* The Ritual by Adam Nevill. Largely influenced by movies, The Ritual reminded me in the first half of The Descend and The Blairwitch Project and in the second half of The Texas Chainsaw Massacre. The result is claustrophobic, unsettling and clever. I'll be reading more of Adam Nevill's books.
* Under The Dome (episodes 1 - 3). Stephen King's novels are usually too long for me (especially Under The Dome with its 1,088 pages) but I can proudly say I've seen every film adaptation of his work except for a rare Bollywood adaptation. Under The Dome announces itself positively in the first episode, but then declines in quality due to the stereotypical characters and their unnatural reactions. King repeats himself and he has been a cliché of his own work since years. Meanwhile, he knows how to intrigue and build up suspense and there hasn't been a dull moment in Under The Dome since the beginning. By the way, did you see that limited collector's edition of Under The Dome? It's already on my wish list just for the packaging. Check it out here and tell me you don't want this.
* Dexter season 8 (episodes 1 - 3). It's getting a little silly and repetitive, ins't it? But it's still the perfect TV series to unwind after a long day. And I love the twist at the end of the first episode.
* Passion. Brian de Palma goes back to his roots with this remake of the French film Crime d'amour / Love Crime by Alain Corneau. Passion may be over the top trashy and unbelievable, but I can't deny I had lots of fun with this story full of mystery, sex and murder. With Noomi Rapace and Rachel McAdams.
* The Burning. Gilles hadn't seen The Burning yet, so it was a good excuse to rediscover one of the better slasher movies of the 80s. Sometimes a little silly, sometimes delightfully suspenseful. The famous scene where half of the cast gets slashed in a matter of seconds is still memorable and surprising after so many years.
* The Brass Teapot. The teapot from the title is a magical object that sprouts money every time someone around it is hurt.When a white trash couple steals the brass teapot, things get out of hand. Several twists keep this movie fresh and funny.
* I Think We're Alone Now. Does this title ring a (musical) bell? Then chances are you're a child of the 80s and that you'll enjoy this documentary about the stalkers of former pop icon Tiffany. It's funny to see how these men are convinced they're meant to be with their idol. But it's also sad, because they're so lonely and unhappy.
* The Purge. For twelve hours a year all crime is legalized, including murder. A couple (Ethan Hawke and Lena Headey) with two children barricades themselves into their home, hoping to make it through the Purge alive. Then a stranger comes knocking on their door, asking for help. The beginning of The Purge is wonderfully suspenseful and promising; the second half is just flat. A film with a lot of potential that just doesn't bring it home.

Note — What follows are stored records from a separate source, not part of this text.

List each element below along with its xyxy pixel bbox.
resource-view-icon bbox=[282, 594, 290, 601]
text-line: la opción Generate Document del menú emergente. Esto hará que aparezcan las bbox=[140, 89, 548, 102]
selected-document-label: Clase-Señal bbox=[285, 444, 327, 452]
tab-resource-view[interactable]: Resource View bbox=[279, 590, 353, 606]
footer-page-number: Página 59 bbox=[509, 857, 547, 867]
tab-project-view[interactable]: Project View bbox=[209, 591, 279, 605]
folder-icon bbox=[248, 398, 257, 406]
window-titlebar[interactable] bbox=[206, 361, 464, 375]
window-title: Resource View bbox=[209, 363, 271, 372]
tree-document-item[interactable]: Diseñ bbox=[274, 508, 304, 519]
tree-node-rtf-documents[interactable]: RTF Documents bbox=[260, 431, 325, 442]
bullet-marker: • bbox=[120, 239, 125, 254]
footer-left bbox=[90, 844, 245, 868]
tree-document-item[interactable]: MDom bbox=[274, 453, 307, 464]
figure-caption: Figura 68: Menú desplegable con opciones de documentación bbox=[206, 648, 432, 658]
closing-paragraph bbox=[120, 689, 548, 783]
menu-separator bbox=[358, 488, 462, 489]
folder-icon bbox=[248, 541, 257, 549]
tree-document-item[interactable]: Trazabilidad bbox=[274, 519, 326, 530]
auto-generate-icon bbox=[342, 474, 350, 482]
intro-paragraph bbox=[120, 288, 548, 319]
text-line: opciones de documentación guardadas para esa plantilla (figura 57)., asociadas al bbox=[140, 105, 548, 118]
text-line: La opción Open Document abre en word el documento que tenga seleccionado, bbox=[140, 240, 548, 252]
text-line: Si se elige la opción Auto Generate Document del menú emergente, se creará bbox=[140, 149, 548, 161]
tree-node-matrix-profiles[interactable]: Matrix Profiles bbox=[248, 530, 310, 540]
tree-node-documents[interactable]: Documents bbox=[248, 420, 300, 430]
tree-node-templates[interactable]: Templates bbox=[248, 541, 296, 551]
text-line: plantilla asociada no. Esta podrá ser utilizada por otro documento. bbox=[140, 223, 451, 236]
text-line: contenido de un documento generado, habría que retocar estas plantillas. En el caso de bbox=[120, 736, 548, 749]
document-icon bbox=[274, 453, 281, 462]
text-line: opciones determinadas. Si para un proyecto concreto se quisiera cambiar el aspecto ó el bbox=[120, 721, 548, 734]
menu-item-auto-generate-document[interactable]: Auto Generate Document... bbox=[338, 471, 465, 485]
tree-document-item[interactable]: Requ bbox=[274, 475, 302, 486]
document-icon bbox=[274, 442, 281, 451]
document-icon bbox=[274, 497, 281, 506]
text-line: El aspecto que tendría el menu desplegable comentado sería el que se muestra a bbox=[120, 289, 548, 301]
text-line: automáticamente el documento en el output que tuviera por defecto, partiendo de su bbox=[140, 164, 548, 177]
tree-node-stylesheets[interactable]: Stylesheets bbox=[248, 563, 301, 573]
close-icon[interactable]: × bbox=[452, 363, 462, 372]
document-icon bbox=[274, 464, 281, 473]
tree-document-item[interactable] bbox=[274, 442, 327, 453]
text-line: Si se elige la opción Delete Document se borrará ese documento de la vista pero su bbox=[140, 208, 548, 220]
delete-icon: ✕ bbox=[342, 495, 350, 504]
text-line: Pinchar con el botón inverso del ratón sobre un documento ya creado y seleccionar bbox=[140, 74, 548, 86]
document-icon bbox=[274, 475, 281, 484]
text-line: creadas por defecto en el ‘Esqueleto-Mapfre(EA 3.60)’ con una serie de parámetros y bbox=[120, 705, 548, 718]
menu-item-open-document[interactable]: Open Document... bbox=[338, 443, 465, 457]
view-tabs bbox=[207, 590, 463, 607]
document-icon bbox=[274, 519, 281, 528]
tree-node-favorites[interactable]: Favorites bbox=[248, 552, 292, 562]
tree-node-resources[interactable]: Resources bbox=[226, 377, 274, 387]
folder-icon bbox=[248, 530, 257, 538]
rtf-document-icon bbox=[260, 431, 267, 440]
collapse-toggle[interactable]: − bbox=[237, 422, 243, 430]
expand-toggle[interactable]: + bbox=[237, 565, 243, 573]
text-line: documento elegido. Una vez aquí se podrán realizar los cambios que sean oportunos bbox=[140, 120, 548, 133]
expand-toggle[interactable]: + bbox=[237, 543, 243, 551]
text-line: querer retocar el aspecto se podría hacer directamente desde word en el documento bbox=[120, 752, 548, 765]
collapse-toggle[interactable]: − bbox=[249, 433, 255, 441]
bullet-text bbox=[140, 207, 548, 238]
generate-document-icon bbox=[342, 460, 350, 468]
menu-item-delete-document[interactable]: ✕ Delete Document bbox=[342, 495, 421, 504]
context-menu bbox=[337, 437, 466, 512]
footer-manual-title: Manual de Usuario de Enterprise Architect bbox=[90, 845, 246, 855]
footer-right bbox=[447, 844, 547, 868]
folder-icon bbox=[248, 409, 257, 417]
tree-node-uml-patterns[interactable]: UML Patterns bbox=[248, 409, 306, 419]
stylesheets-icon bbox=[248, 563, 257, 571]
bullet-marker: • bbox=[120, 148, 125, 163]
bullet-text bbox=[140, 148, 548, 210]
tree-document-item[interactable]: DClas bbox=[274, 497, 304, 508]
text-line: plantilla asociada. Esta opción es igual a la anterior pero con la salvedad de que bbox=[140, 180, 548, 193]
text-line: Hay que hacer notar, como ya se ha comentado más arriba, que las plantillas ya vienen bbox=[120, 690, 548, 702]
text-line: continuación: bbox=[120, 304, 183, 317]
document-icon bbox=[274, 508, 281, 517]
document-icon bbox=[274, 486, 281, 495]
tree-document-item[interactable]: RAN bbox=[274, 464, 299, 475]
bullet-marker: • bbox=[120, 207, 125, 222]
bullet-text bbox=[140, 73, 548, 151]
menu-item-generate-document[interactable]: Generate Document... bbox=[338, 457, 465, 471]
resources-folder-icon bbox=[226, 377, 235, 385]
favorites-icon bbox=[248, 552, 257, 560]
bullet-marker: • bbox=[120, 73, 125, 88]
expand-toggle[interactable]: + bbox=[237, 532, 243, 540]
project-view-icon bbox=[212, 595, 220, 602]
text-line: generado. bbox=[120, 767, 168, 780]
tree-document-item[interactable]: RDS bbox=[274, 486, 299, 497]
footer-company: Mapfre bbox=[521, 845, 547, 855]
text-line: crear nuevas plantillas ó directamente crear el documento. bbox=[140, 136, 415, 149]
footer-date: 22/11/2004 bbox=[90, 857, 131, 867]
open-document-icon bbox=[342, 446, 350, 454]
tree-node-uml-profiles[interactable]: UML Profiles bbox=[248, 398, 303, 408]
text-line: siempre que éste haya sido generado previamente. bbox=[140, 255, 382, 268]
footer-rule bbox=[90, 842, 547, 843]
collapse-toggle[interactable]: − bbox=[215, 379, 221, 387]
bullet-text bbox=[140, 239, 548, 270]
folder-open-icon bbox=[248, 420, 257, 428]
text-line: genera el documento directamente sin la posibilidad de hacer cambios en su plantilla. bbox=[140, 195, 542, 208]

* Komodo vs. Cobra. Yes, I watch this kind of stuff... And I like it too. Monstrous animals are cool, especially komodos. Who cares about bad CGI, story and acting, when there's a giant komodo eating people? And you know what's worse? This was a re-watch. First time was in a hotel room in Ostend ten years ago.
* World War Z. It's like Steven Spielberg's War Of The Worlds, but with zombies. After a memorable and heart-pounding opening, the movie succeeds in keeping its pace and originality up until the third act. From then on World War Z is still clever, just slower and more like many other zombie movies. An alternate, grimmer ending exists and I would have preferred that one.
* Dear Zachary: A Letter To A Son About His Father. This documentary started as a message to a young boy whose father had been murdered by the woman that is now raising him. Whereas the documentary was fait-divers in nature, it brought to light criminal legislation flaws and succeeded in realizing necessary changes. There's also a book about the same subject: Dance With The Devil: A Memoir Of Murder And Loss.
* American Gigolo. This is one of those movies that defined my youth. Still fascinating and not aged a bit.
* Alela Diane. The ideal background music for an afternoon of blogging in bed. My boyfriend's presence, scented candles, and my favorite drink (Tao) make the scene complete.
What are you reading, watching and listening to lately?